By the latter part of the administration of President George Washington, the various political strains in the United States had coalesced into two main ideologies, personified by two radically different American politicians. President Washington himself seems to have been among the last members of the political elite to recognize this development and quite belatedly side with Alexander Hamilton, his Secretary of the Treasury, whose ideology was the first to find expression in a practical program, and who therefore was able in the short term to isolate and marginalize his political opponents, led by Thomas Jefferson. Probably the best books written about these individuals in the past twenty years are Hamilton, by Ron Chernow, and American Sphinx, by Joseph J. Ellis.
As is recognized by most contemporary scholars, Hamilton favored a strategy of empowering the central government to promote the purpose of economic modernization and competitiveness, while Jefferson's strategy was to minimize the responsibilities and powers of the central government to promote the purpose of individual self-reliance and self-realization. It may not have occurred even to Hamilton, the more able and effective of the two politicians, that individual self-reliance and self-realization are directly proportional to the modernity and competitiveness of the economy i which the individual lives. Indeed, this was not definitively proven to most human beings until the collapse of the Soviet empire in the period 1989-1991; and it would have probably been considered more or less irrelevant by Hamilton, Jefferson, and their closest associates, but from a contemporary (2011) perspective, it is highly interesting and relevant.
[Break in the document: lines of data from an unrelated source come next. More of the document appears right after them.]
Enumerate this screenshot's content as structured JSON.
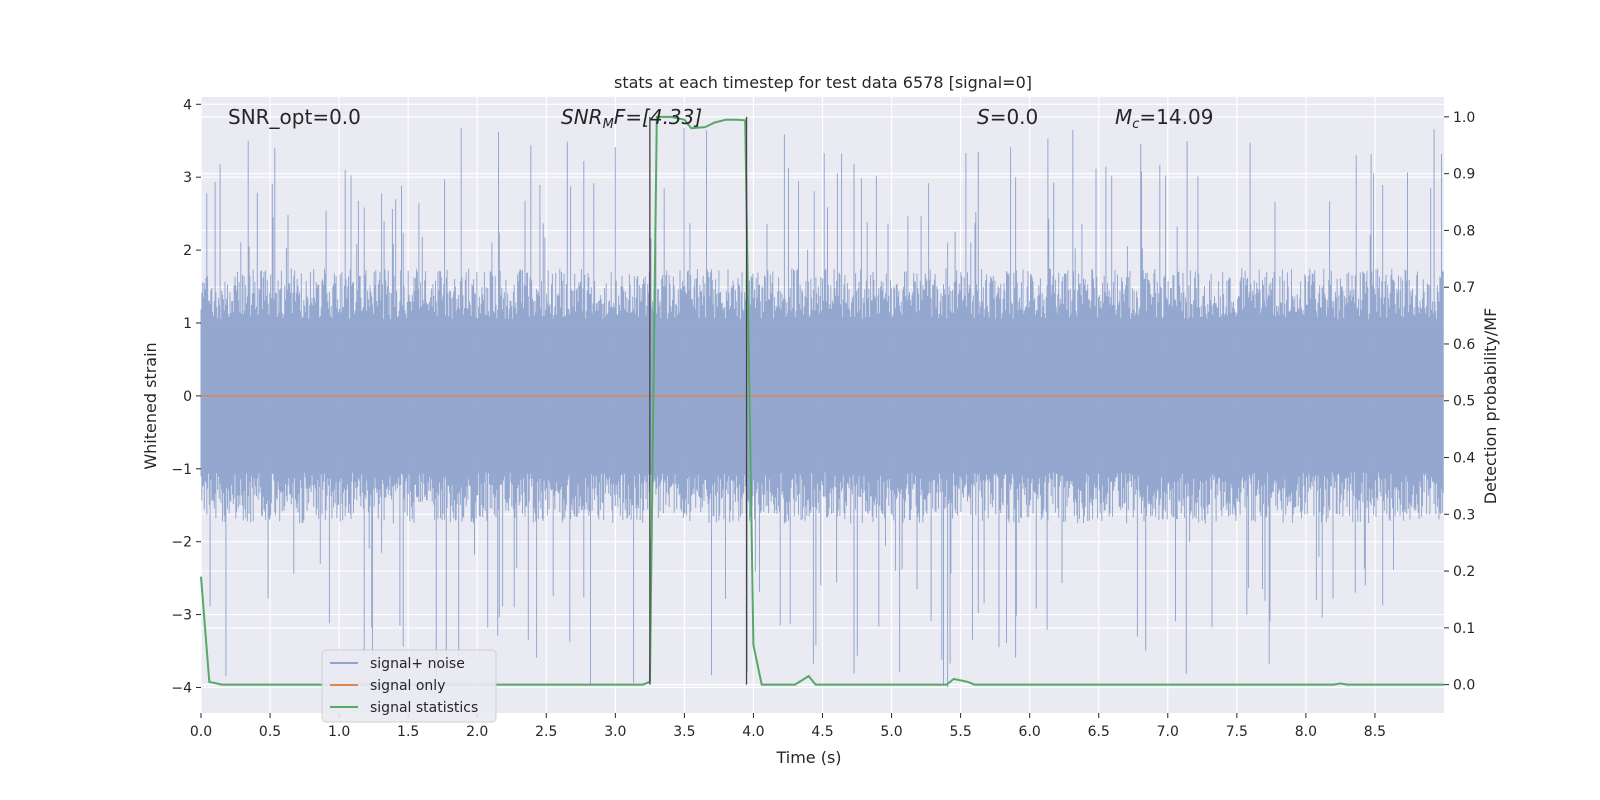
{
  "chart_data": {
    "type": "line",
    "title": "stats at each timestep for test data 6578 [signal=0]",
    "xlabel": "Time (s)",
    "ylabel_left": "Whitened strain",
    "ylabel_right": "Detection probability/MF",
    "xlim": [
      0.0,
      9.0
    ],
    "ylim_left": [
      -4.35,
      4.1
    ],
    "ylim_right": [
      -0.05,
      1.035
    ],
    "x_ticks": [
      "0.0",
      "0.5",
      "1.0",
      "1.5",
      "2.0",
      "2.5",
      "3.0",
      "3.5",
      "4.0",
      "4.5",
      "5.0",
      "5.5",
      "6.0",
      "6.5",
      "7.0",
      "7.5",
      "8.0",
      "8.5"
    ],
    "y_left_ticks": [
      "−4",
      "−3",
      "−2",
      "−1",
      "0",
      "1",
      "2",
      "3",
      "4"
    ],
    "y_right_ticks": [
      "0.0",
      "0.1",
      "0.2",
      "0.3",
      "0.4",
      "0.5",
      "0.6",
      "0.7",
      "0.8",
      "0.9",
      "1.0"
    ],
    "annotations": {
      "snr_opt": "SNR_opt=0.0",
      "snr_mf_base": "SNR",
      "snr_mf_sub": "M",
      "snr_mf_rest": "F=[4.33]",
      "s_italic": "S",
      "s_rest": "=0.0",
      "mc_base": "M",
      "mc_sub": "c",
      "mc_rest": "=14.09"
    },
    "vertical_markers_x": [
      3.25,
      3.95
    ],
    "series": [
      {
        "name": "signal+ noise",
        "color": "#8fa3cc",
        "axis": "left",
        "style": "dense-noise",
        "amplitude_typical": 1.4,
        "amplitude_peak": 3.7,
        "min_value": -4.0
      },
      {
        "name": "signal only",
        "color": "#dd8452",
        "axis": "left",
        "x": [
          0.0,
          9.0
        ],
        "values": [
          0.0,
          0.0
        ]
      },
      {
        "name": "signal statistics",
        "color": "#55a868",
        "axis": "right",
        "x": [
          0.0,
          0.06,
          0.15,
          0.5,
          1.0,
          2.0,
          3.0,
          3.2,
          3.25,
          3.3,
          3.4,
          3.5,
          3.55,
          3.65,
          3.72,
          3.8,
          3.88,
          3.94,
          4.0,
          4.06,
          4.1,
          4.3,
          4.4,
          4.45,
          4.6,
          5.0,
          5.4,
          5.45,
          5.55,
          5.6,
          6.0,
          7.0,
          8.0,
          8.2,
          8.25,
          8.3,
          9.0
        ],
        "values": [
          0.19,
          0.005,
          0.0,
          0.0,
          0.0,
          0.0,
          0.0,
          0.0,
          0.005,
          1.0,
          1.0,
          0.995,
          0.98,
          0.982,
          0.99,
          0.995,
          0.995,
          0.994,
          0.07,
          0.0,
          0.0,
          0.0,
          0.015,
          0.0,
          0.0,
          0.0,
          0.0,
          0.01,
          0.005,
          0.0,
          0.0,
          0.0,
          0.0,
          0.0,
          0.002,
          0.0,
          0.0
        ]
      }
    ],
    "legend_position": "lower-left",
    "grid": true
  }
}
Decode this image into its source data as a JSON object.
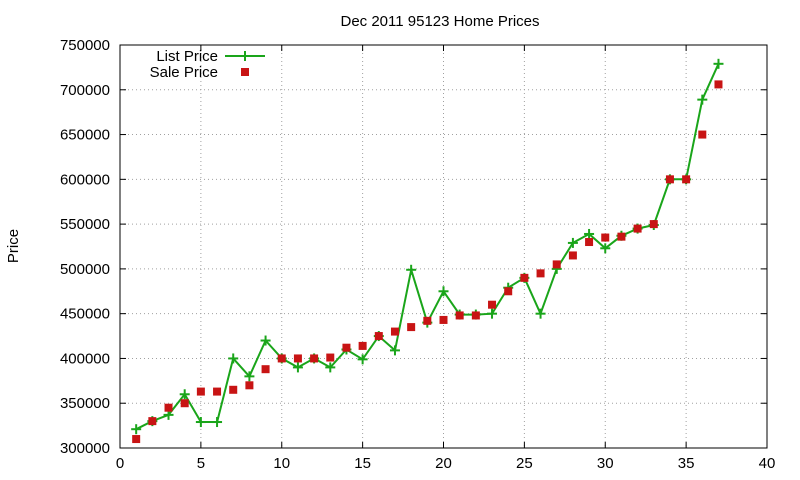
{
  "chart_data": {
    "type": "line",
    "title": "Dec 2011 95123 Home Prices",
    "xlabel": "",
    "ylabel": "Price",
    "xlim": [
      0,
      40
    ],
    "ylim": [
      300000,
      750000
    ],
    "x_ticks": [
      "0",
      "5",
      "10",
      "15",
      "20",
      "25",
      "30",
      "35",
      "40"
    ],
    "y_ticks": [
      "300000",
      "350000",
      "400000",
      "450000",
      "500000",
      "550000",
      "600000",
      "650000",
      "700000",
      "750000"
    ],
    "grid": true,
    "legend_position": "top-left",
    "series": [
      {
        "name": "List Price",
        "style": "linespoints",
        "marker": "plus",
        "color": "#1aa51a",
        "x": [
          1,
          2,
          3,
          4,
          5,
          6,
          7,
          8,
          9,
          10,
          11,
          12,
          13,
          14,
          15,
          16,
          17,
          18,
          19,
          20,
          21,
          22,
          23,
          24,
          25,
          26,
          27,
          28,
          29,
          30,
          31,
          32,
          33,
          34,
          35,
          36,
          37
        ],
        "y": [
          321000,
          330000,
          337000,
          360000,
          329000,
          329000,
          400000,
          380000,
          420000,
          400000,
          390000,
          400000,
          390000,
          410000,
          399000,
          425000,
          409000,
          499000,
          440000,
          475000,
          449000,
          449000,
          450000,
          479000,
          490000,
          450000,
          500000,
          529000,
          539000,
          523000,
          537000,
          545000,
          549000,
          600000,
          600000,
          689000,
          729000
        ]
      },
      {
        "name": "Sale Price",
        "style": "points",
        "marker": "square",
        "color": "#c81414",
        "x": [
          1,
          2,
          3,
          4,
          5,
          6,
          7,
          8,
          9,
          10,
          11,
          12,
          13,
          14,
          15,
          16,
          17,
          18,
          19,
          20,
          21,
          22,
          23,
          24,
          25,
          26,
          27,
          28,
          29,
          30,
          31,
          32,
          33,
          34,
          35,
          36,
          37
        ],
        "y": [
          310000,
          330000,
          345000,
          350000,
          363000,
          363000,
          365000,
          370000,
          388000,
          400000,
          400000,
          400000,
          401000,
          412000,
          414000,
          425000,
          430000,
          435000,
          442000,
          443000,
          448000,
          448000,
          460000,
          475000,
          490000,
          495000,
          505000,
          515000,
          530000,
          535000,
          536000,
          545000,
          550000,
          600000,
          600000,
          650000,
          706000
        ]
      }
    ]
  }
}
It does not end the discussion, however, to merely state that Hamilton's strategy made possible the fulfillment of Jefferson's purpose. Hamilton's strategy has achieved what might be considered hegemonic status largely as a result of the Civil War, the subsequent total national mobilizations for World Wars I and II, and to some extent the response of the Franklin Roosevelt administration to the Great Depression generally considered to have commenced in October 1929. For the first seventy years or so of Constitutional government in the United States, it was very much an open question which strategy would eventually prevail in American politics and government. In a sense, the Confederacy is properly understood as the last attempt to set up a national government on Jeffersonian principles. Jefferson, after all, was absent not only from the Constitutional Convention itself, but from the country as a whole during the all-important debate on ratifying the Constitution. We cannot be certain at this remove that Jefferson, had he been in the United States at the time, would not have sided with fellow Virginian Patrick Henry and others in opposition to the Constitution, which most likely would have resulted in the sidelining of Jefferson's political career in subsequent decades, although there is an outside chance, given Jefferson's prestige as the author of the Declaration of Independence, that Jefferson would have been able to prevent or delay the ratification of the Constitution, at least by Virginia.
Yet more needs to be said about the relationship between the Declaration of Independence, Jefferson's subsequent career, and the Confederacy. Jefferson is properly identified with the latter because he permitted the paragraph blasting African slavery and blaming the British crown for foisting it upon America, to be stripped from the former. Jefferson's gradual abandonment of his initial belief that all men were created equal regardless of color, race or creed is the most tragic part of his legacy. Recognizing this, the Hamiltonian victors of the American Civil War were gradually able, following the conclusion of the Indian Wars and particularly after the shame of Japanese internment and the horror of the Nazi Holocaust during World War II, to turn the strong central government for which they had fought into an ally of oppressed minorities of all descriptions througout the United States.
While I earlier observed that Hamilton was the more able politician, however, Jefferson was the more noble dreamer. It was he, in the Declaration of Independence, who properly captured the dignity which the Revolution, and later the Constitution, promised to every American, and which, throughout the late twentieth century, was more fully realized here than in any other country on earth. For all his flaws, if ideology is ultimately about purpose rather than strategy, it is he who has contributed the most among the Founders to the lasting ideology of America. To the extent the central government can no longer play the positive role, in an era of terrorism and global competition, that it did under the generations of Hamiltonians who inherited it following the American Civil War, even his strategy may bear a second look. But as long as the central government can indeed function as an ally and protector of oppressed people both here and abroad, Hamilton's strategy should continue to guide it and define its role in American life.